New legislation to protect children from sexual abuse online will be debated in the Dáil this week.

Special Rapporteur on Child Protection Geoffrey Shannon has said it is the most significant piece of legislation addressing children and criminal law since the foundation of the State.

While saying he is disappointed it has taken so long, Dr Shannon said he nevertheless welcomes the decision by Tánaiste and Minister for Justice Frances Fitzgerald to bring it before the Dáil this week as a matter of priority.

The Criminal Law (Sexual Offences) Bill 2015 will strengthen the law on online grooming, images of child abuse and child prostitution.

The bill proposes to criminalise any communication with a child on the internet, mobile phone or social media for sexual exploitation through technology.

It also criminalises sending sexually explicit or pornographic material to a child.

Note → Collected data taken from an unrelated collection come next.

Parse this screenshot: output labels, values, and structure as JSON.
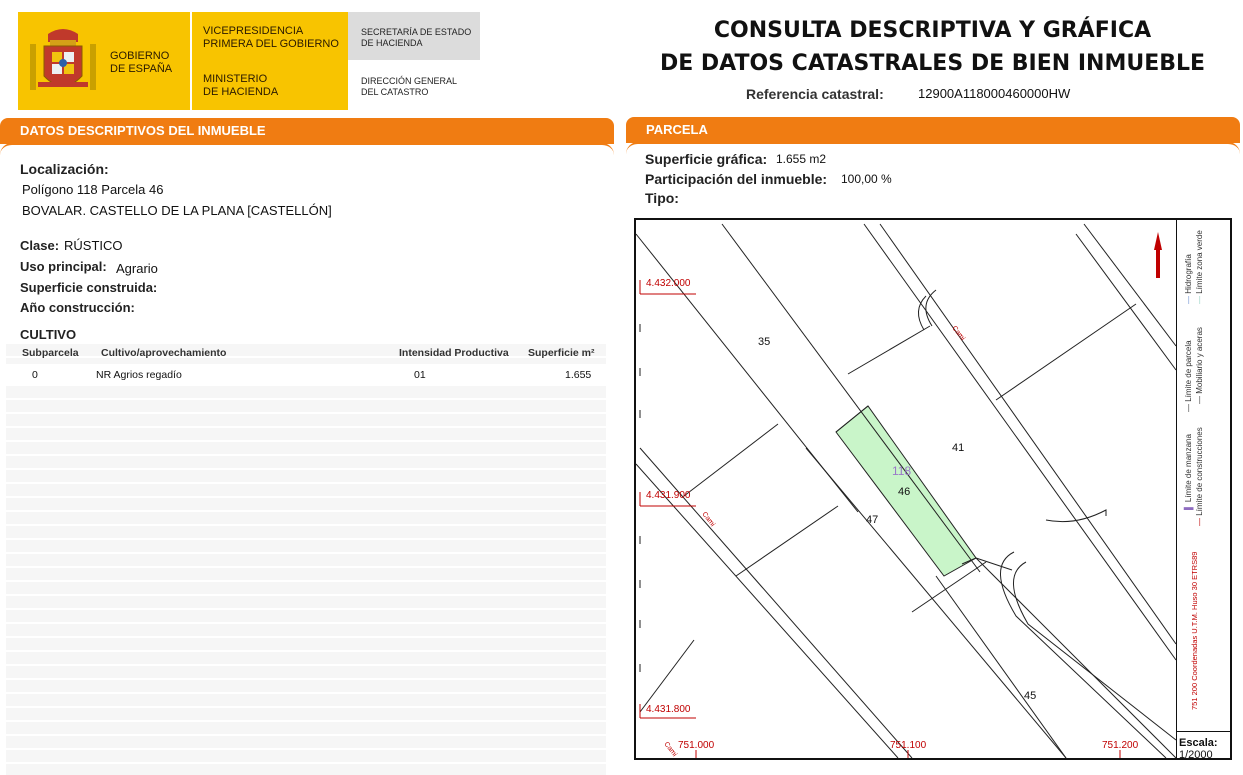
{
  "header": {
    "gov_line1": "GOBIERNO",
    "gov_line2": "DE ESPAÑA",
    "vice_line1": "VICEPRESIDENCIA",
    "vice_line2": "PRIMERA DEL GOBIERNO",
    "min_line1": "MINISTERIO",
    "min_line2": "DE HACIENDA",
    "secr_line1": "SECRETARÍA DE ESTADO",
    "secr_line2": "DE HACIENDA",
    "dgc_line1": "DIRECCIÓN GENERAL",
    "dgc_line2": "DEL CATASTRO",
    "title_line1": "CONSULTA DESCRIPTIVA Y GRÁFICA",
    "title_line2": "DE DATOS CATASTRALES DE BIEN INMUEBLE",
    "ref_label": "Referencia catastral:",
    "ref_value": "12900A118000460000HW",
    "yellow": "#f8c400",
    "grey": "#dcdcdc"
  },
  "left": {
    "section_title": "DATOS DESCRIPTIVOS DEL INMUEBLE",
    "localizacion_label": "Localización:",
    "loc_line1": "Polígono 118 Parcela 46",
    "loc_line2": "BOVALAR. CASTELLO DE LA PLANA [CASTELLÓN]",
    "clase_label": "Clase:",
    "clase_value": "RÚSTICO",
    "uso_label": "Uso principal:",
    "uso_value": "Agrario",
    "superficie_label": "Superficie construida:",
    "anio_label": "Año construcción:",
    "cultivo_title": "CULTIVO",
    "table": {
      "headers": [
        "Subparcela",
        "Cultivo/aprovechamiento",
        "Intensidad Productiva",
        "Superficie m²"
      ],
      "rows": [
        [
          "0",
          "NR Agrios regadío",
          "01",
          "1.655"
        ]
      ]
    }
  },
  "right": {
    "section_title": "PARCELA",
    "sup_label": "Superficie gráfica:",
    "sup_value": "1.655 m2",
    "part_label": "Participación del inmueble:",
    "part_value": "100,00 %",
    "tipo_label": "Tipo:",
    "map": {
      "y_ticks": [
        "4.432.000",
        "4.431.900",
        "4.431.800"
      ],
      "x_ticks": [
        "751.000",
        "751.100",
        "751.200"
      ],
      "parcel_numbers": [
        "35",
        "41",
        "46",
        "47",
        "45"
      ],
      "polygon_number": "118",
      "road_labels": [
        "Cami",
        "Cami",
        "Cami"
      ],
      "highlight_color": "#c9f5c9",
      "grid_color": "#c00000"
    },
    "legend": {
      "col1": [
        "Límite de parcela",
        "Límite de manzana",
        "Hidrografía"
      ],
      "col2": [
        "Mobiliario y aceras",
        "Límite de construcciones",
        "Límite zona verde"
      ],
      "coords": "751 200 Coordenadas U.T.M. Huso 30 ETRS89"
    },
    "scale_label": "Escala:",
    "scale_value": "1/2000"
  },
  "accent": "#f07c12"
}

Currently images of child abuse must be downloaded to be an offence but the bill will criminalise viewing the images.

The bill also provides protections for child witnesses giving evidence in court.

Speaking at a conference hosted by the Children's Rights Alliance this morning, Ms Fitzgerald said she was tabling some amendments to the bill.

Ms Fitzgerald said there will be an amendment "in relation to counselling notes so children can have security around the disclosure of those notes".

She said new offences have been created in the bill with sentences of between ten and 15 years.

Tanya Ward, Chief Executive of the Children's Rights Alliance, said: "Children are at risk of sexual abuse because the law is outdated. This allows predators to exploit legal loopholes to abuse children as well as take advantage of rapid technological advancements that are not catered for in law."

She said children are spending more and more time online with 86% of nine-year-olds having access to a computer at home and 82% of teenagers with social networking profiles.